Pour les non-familiers des enjeux de transports et de mobilités, l’ouvrage apporte plusieurs vérités contre-intuitives (chapitre 3). Tout d’abord, l’ajout d’infrastructure ne diminue en rien la congestion (loi de congestion routière) : plus il y a de voies de circulation, plus elles sont usitées et c’est la même chose avec les parcs de stationnement, si l’on s’en tient au domaine de l’automobilisme. Ensuite, le solutionnisme technologique n’est pas la réponse in fine aux problèmes de congestion et de mobilité durable (voiture électrique ou autonome et télétravail). Changer de carburant ou opter pour une conduite avec intelligence artificielle ne remet pas en cause les besoins de mobilité de nos sociétés occidentales contemporaines. Puis, l’arrivée d’un tramway dans les quartiers d’une ville coûte plus cher qu’une ligne de métrobus et entraîne inexorablement la hausse du foncier (impact sur la [dé]localisation des activités et habitations). C’est un fait avéré dans toutes les grandes villes occidentales, dont Lyon, Berlin et Bergame. Par ailleurs, le choix d’un mode de transport a priori dominant influe sur la société. En 1967, Bernard Charbonneau écrivait dans L’hommauto : « on croit construire des autos, on fabrique des sociétés ». Enfin, dernière règle de mobilité : chaque mode de transport produit des externalités négatives qu’il s’agit de ne pas minorer lors de l’aménagement du territoire. Par exemple, le tramway contribue à l’extension de l’espace urbain et de fait diminue la densité de population urbaine.
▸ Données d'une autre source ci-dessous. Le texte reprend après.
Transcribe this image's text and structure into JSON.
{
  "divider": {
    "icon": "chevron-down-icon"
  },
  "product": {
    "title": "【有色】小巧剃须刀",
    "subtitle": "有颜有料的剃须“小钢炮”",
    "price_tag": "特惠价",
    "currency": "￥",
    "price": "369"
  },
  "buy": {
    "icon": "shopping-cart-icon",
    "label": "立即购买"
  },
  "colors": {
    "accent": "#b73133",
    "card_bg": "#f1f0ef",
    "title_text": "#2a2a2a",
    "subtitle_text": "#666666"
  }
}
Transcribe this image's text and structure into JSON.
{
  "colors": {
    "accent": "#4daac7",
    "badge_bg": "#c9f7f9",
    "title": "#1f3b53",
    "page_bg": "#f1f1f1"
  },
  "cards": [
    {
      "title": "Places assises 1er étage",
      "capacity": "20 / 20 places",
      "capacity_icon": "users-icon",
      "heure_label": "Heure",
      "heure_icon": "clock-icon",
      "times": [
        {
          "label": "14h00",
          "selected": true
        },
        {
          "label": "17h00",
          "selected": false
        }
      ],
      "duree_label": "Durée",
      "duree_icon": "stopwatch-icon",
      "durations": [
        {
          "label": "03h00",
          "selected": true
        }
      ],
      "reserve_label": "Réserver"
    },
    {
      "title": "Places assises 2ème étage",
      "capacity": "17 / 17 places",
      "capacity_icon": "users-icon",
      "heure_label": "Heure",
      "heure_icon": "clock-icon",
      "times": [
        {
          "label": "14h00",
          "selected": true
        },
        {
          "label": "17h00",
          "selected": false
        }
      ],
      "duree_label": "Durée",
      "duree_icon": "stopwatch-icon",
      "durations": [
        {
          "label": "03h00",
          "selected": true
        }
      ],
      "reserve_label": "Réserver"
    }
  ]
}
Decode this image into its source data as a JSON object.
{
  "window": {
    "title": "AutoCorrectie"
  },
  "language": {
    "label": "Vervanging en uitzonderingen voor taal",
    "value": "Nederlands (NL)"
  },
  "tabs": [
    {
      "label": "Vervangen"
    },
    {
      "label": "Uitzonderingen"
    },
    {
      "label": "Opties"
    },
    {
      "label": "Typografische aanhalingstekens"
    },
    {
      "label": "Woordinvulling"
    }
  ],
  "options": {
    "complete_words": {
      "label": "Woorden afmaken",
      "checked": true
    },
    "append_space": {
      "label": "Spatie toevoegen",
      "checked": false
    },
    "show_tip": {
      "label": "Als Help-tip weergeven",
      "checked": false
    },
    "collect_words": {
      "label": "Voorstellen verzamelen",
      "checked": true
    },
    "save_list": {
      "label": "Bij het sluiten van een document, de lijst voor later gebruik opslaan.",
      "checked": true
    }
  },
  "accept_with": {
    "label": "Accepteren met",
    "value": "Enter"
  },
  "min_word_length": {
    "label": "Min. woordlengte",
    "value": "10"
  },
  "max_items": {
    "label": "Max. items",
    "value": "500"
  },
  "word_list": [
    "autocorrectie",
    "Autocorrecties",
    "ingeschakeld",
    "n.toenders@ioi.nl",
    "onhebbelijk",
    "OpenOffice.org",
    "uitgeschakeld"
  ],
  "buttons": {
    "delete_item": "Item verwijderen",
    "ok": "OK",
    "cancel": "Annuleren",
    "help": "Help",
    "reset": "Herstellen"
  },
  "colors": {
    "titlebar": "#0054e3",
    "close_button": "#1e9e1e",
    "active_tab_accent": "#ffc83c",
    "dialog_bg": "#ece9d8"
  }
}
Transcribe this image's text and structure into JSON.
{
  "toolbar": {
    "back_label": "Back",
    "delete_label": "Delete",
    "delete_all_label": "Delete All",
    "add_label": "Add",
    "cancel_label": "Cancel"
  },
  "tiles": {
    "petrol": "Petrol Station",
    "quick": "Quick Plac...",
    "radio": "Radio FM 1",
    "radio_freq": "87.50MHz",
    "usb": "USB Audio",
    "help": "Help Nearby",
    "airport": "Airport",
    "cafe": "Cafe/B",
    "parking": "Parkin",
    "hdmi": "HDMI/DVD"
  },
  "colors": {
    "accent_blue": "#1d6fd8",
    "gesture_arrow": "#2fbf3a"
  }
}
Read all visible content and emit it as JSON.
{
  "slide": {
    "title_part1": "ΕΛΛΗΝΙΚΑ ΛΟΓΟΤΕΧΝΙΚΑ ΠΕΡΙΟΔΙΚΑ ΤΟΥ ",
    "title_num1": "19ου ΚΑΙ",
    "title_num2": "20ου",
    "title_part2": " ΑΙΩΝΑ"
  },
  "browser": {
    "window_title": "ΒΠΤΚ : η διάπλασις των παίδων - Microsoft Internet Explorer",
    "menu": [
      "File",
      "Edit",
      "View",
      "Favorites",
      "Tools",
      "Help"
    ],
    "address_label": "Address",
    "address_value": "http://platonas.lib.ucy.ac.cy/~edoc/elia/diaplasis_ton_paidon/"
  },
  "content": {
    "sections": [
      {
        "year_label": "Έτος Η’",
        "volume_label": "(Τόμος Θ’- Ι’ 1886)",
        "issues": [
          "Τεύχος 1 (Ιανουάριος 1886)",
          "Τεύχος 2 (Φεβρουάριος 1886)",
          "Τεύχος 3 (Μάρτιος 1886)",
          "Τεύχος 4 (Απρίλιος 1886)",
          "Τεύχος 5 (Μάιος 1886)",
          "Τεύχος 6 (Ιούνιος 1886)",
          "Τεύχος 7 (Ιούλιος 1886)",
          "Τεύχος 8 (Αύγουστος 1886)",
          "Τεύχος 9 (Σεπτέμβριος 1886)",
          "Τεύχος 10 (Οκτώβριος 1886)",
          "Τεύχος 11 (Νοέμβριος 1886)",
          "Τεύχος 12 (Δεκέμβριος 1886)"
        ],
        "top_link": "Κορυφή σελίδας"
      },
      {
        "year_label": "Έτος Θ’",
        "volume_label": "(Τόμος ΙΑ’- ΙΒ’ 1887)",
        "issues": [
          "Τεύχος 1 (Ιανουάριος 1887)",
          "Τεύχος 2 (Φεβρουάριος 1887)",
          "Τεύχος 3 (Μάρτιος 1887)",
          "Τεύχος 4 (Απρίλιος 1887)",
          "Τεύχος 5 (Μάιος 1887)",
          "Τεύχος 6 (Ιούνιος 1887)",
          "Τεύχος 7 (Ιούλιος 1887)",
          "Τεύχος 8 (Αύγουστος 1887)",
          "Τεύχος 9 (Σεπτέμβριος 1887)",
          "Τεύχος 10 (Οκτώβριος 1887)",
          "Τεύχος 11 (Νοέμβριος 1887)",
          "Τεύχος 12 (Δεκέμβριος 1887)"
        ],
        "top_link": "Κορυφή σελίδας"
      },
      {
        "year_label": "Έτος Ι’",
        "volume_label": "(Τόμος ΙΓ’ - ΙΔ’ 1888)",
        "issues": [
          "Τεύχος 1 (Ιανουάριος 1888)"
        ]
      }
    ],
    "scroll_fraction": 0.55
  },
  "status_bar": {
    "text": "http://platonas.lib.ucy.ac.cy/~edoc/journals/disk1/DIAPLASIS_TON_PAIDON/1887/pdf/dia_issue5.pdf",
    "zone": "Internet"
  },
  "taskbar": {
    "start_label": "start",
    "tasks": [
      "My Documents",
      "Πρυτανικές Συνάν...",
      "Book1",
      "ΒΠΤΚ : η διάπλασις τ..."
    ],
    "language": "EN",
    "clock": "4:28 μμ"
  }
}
La lecture de cet ouvrage s’avère pertinente à plusieurs niveaux pour les historiens. Tout d’abord, ce livre met en exergue les jeux d’acteurs autour d’un sujet hautement politique : la décision d’un modèle de transport à venir dans la région de Québec. De plus, il révèle l’évolution des prises de positions des élus, des experts, des médias et de l’opinion publique à travers les entretiens, les articles de presse et les sondages. Cette approche historique se rapproche des sources utilisées par les historiens du temps présent. Les auteurs n’omettent pas de mentionner que dans la région de Québec, pour une partie de la population, la liberté s’exprime d’abord par l’automobile. Néanmoins, si la logique dicte d’abandonner, ponctuellement, les véhicules à moteur, de densifier les villes pour réduire les déplacements, l’apport de l’histoire peut s’avérer pertinent pour mettre en perspective cet « auto-refoulement[1] ».

Il aurait été intéressant d’ouvrir en conclusion en comparant la situation québécoise avec d’autres modèles urbains ayant vécu des controverses autour de l’essor des transports en commun, telles les villes européennes. Si la bibliographie est riche en articles de presse, en études gouvernementales, en sources radiodiffusées, il manque quelques références scientifiques relatives au tramway[2]. Elles auraient permis d’expliciter plus finement ses effets structurants sur la ville. En bout de ligne, les auteurs proposent un ouvrage sur l’actualité politique des transports dans la région de Québec. Agrémenté d’une iconographie riche, d’une chronologie des faits entre 2009 et 2021 et d’un effort réel de pédagogie pour appréhender les controverses, il peut constituer une base pour les historiens qui voudraient interroger, sur le temps long du XXe siècle, les vérités actuelles relatives à l’automobile, au tramway et à l’autobus. À la lecture de cet ouvrage passionnant, il serait bon que la communauté historienne se mobilise davantage qu’elle ne le fait déjà pour s’intéresser aux enjeux de transport et de mobilité afin d’apporter sa modeste pierre à l’édifice de la compréhension de la société contemporaine.